An analysis of the proposals from the University of Wageningen in the Netherlands points to some fundamental and elementary flaws and concerns in the way the principles have been presented and how these principles can be adopted by farming communities and implemented effectively.

Also in the Netherlands, the VIV Europe 2014 trade show for the intensive livestock and poultry sectors has been taking place in the city of Utrecht this week.
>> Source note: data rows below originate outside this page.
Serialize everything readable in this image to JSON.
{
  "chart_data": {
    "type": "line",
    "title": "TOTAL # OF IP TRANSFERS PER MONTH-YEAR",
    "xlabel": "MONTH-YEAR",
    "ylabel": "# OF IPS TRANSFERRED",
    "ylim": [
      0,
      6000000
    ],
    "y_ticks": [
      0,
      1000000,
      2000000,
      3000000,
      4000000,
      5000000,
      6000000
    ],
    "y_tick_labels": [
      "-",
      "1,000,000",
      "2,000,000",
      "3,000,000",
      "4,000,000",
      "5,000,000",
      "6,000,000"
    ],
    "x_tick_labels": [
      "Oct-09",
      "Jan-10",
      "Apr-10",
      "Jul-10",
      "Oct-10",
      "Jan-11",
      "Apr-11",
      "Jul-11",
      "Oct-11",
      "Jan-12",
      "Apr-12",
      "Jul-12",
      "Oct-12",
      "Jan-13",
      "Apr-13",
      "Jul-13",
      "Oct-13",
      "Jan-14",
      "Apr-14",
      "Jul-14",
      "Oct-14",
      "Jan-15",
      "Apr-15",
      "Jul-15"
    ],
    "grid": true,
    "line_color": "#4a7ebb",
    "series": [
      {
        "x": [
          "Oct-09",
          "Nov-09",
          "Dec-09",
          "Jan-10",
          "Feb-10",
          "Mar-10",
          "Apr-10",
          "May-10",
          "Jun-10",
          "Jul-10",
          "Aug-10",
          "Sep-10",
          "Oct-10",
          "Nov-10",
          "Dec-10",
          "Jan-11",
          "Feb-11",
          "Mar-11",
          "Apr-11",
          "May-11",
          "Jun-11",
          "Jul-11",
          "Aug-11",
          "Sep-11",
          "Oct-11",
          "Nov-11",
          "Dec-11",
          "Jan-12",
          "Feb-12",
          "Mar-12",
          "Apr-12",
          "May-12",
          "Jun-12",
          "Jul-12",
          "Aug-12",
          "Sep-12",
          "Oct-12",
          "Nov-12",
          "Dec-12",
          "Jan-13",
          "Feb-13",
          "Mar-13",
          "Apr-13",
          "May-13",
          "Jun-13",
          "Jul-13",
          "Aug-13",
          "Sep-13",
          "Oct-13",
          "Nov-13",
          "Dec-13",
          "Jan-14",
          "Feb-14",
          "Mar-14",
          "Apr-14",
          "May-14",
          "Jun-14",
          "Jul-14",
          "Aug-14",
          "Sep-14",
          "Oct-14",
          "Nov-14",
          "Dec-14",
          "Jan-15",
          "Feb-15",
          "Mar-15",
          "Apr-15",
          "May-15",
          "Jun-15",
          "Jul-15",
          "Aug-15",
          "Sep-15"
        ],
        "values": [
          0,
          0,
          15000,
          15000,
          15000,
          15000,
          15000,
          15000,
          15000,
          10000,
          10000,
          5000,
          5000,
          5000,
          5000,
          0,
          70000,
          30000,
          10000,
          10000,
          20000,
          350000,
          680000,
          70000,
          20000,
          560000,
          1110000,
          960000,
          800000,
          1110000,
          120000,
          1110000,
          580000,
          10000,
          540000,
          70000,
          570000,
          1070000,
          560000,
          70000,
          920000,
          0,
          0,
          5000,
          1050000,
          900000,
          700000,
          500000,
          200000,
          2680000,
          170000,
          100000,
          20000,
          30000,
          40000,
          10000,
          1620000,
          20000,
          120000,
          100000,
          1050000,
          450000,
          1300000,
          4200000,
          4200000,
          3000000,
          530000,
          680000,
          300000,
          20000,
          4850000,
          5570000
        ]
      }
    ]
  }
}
There will be more reports from the event in the coming days and weeks but in the meantime, find out the renowned recipients of four special poultry industry awards at the show.

On bird flu, Harvard and Yale researchers have called for an end to animal research into bird flu, worrying that the virus could escape and trigger a global epidemic.

Since its last report at the end of March, the World Health Organization (WHO) has reported just one new case of H5N1 influenza in humans - a young boy who is confirmed to have died from the infection in Indonesia, where the virus is known to be circulating.

From 2003 to 5 May 2014, 665 laboratory-confirmed human cases of avian influenza A(H5N1) virus infection have been officially reported to WHO from 15 countries. Of these cases, 392 have died.

According to a new report from China, genetic analysis of the avian influenza strains in Guangdong province - including its first human case - during the first wave of H7N9 activity suggests that the virus picked up internal genes from H9N2 viruses in local poultry, creating a new reassortant and showing that H7N9 can change quickly.

In poultry, the Taiwan veterinary authority has reported the detection at the end of April of low pathogenic H5N2 avian flu in native chicken breeders in Yunlin County.